I do not have a particularly high opinion of the U.S. health care system. I do not think it is civilized, humane or compassionate. I think it is the disgusting product of a capitalist society that places profit above people and I find it hard to comprehend how anyone could think it a good idea to allow a privileged few to profit off the pain and discomfort of the American people. I do not value highly the principle of choice in health care — as if choosing one’s family doctor is akin to choosing between Humboldt Fog or manchego in the cheese aisle at Whole Foods — nor do I think choice and its evil twin, competition, create higher standards in the medical field. Instead I believe that it creates hierarchies of treatment, offering substandard options to those who either cannot afford it or require more care because of illness. On the other hand, the free market economy means that the healthy must part with their money too — hence ridiculously high premiums, an increase in unnecessary interventions during childbirth and the growing presence of naturopathic, holistic quacks who stand to profit from the current craze of not vaccinating one’s child.

I wish anti-vaxxers would turn their energy toward the real target: our immensely screwed-up American health care system.

When it comes to my 1-year-old son, I follow my British roots and adhere to the NHS vaccination schedule, which advocates pretty much all the vaccines that the Centers for Disease Control recommends but at a slightly slower pace. The U.S. schedule appears unnecessarily brutal on babies, who already have a tough first year of life learning how to fart, burp, grow teeth, walk and figure out which tails to pull. Vaccines are important and lifesaving enough to consider carefully, and an upside of the current debate over the anti-vaxxer movement is that it has made people start to ask questions of procedures we normally take for granted, assuming that our medical professionals have our best interests at heart.

Of course, Americans already know that the government, insurance companies and the health care industry do not necessarily have your best interests at heart.

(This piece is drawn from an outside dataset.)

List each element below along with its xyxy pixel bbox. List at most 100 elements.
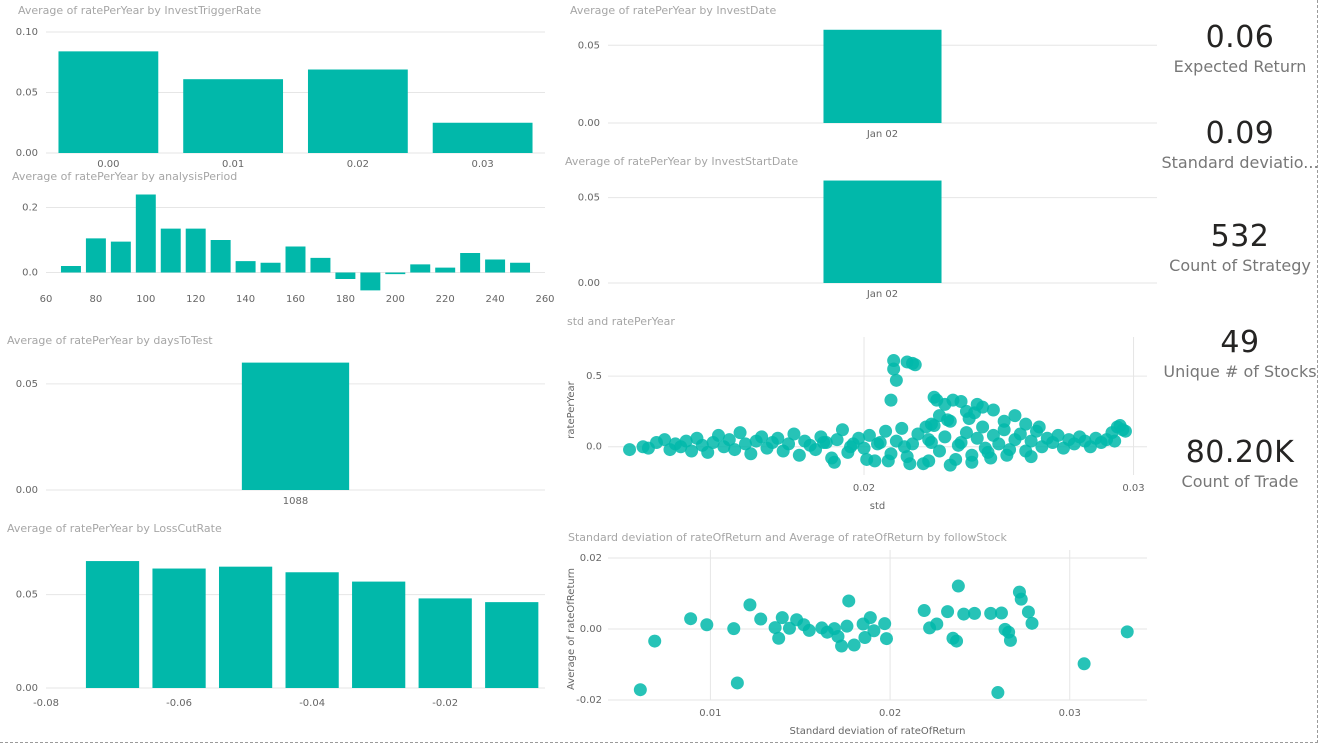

We know that the government will allow you to rip right through your savings and lose your home in order to pay outrageous medical bills (PDF) or face bankruptcy. We know that the Food and Drug Administration is a complex, bureaucratic and deeply controversial organization making decisions that are baffling even to those with decent science knowledge. We know that pharmaceutical and research companies will be protected when they patent lifesaving treatment and research, claiming they need to turn a profit to cover their expenses and fund the next round of research. We know that this is the same medical industry that used people of color as guinea pigs at the turn of the century, told trusting pregnant women to swallow a pill to alleviate morning sickness even after refusing to approve its safety for wider use and made prison inmates and the mentally ill sick in order to experiment on them.

I live in California, in the heart of the anti-vaxxer movement. Most of my friends here don’t vaccinate, not for any religious or scientific reason but rather for a deep-seated, almost primal distrust of medicine, doctors and chemicals. I find their reasoning deeply concerning, because it has the potential to affect my health and my son’s. But the U.S. government has set itself up for this kind of grass-roots rebellion. If the anti-vaxxer movement is not really about Jenny McCarthy and aborted fetus cells and thimerosol and autism but about choice, autonomy over one’s body and the corrupt history of the medical and pharmaceutical industries, then it makes perfect sense. And while I wish people would vaccinate their kids, I wish even harder that they would take all the energy and conviction they have against vaccines and turn that toward the real target: our immensely screwed-up American health care system and the government that continues to prevent any meaningful change.

Ruth Fowler is a British journalist and screenwriter living in the U.S.

The views expressed in this article are the author's own and do not necessarily reflect Al Jazeera America's editorial policy.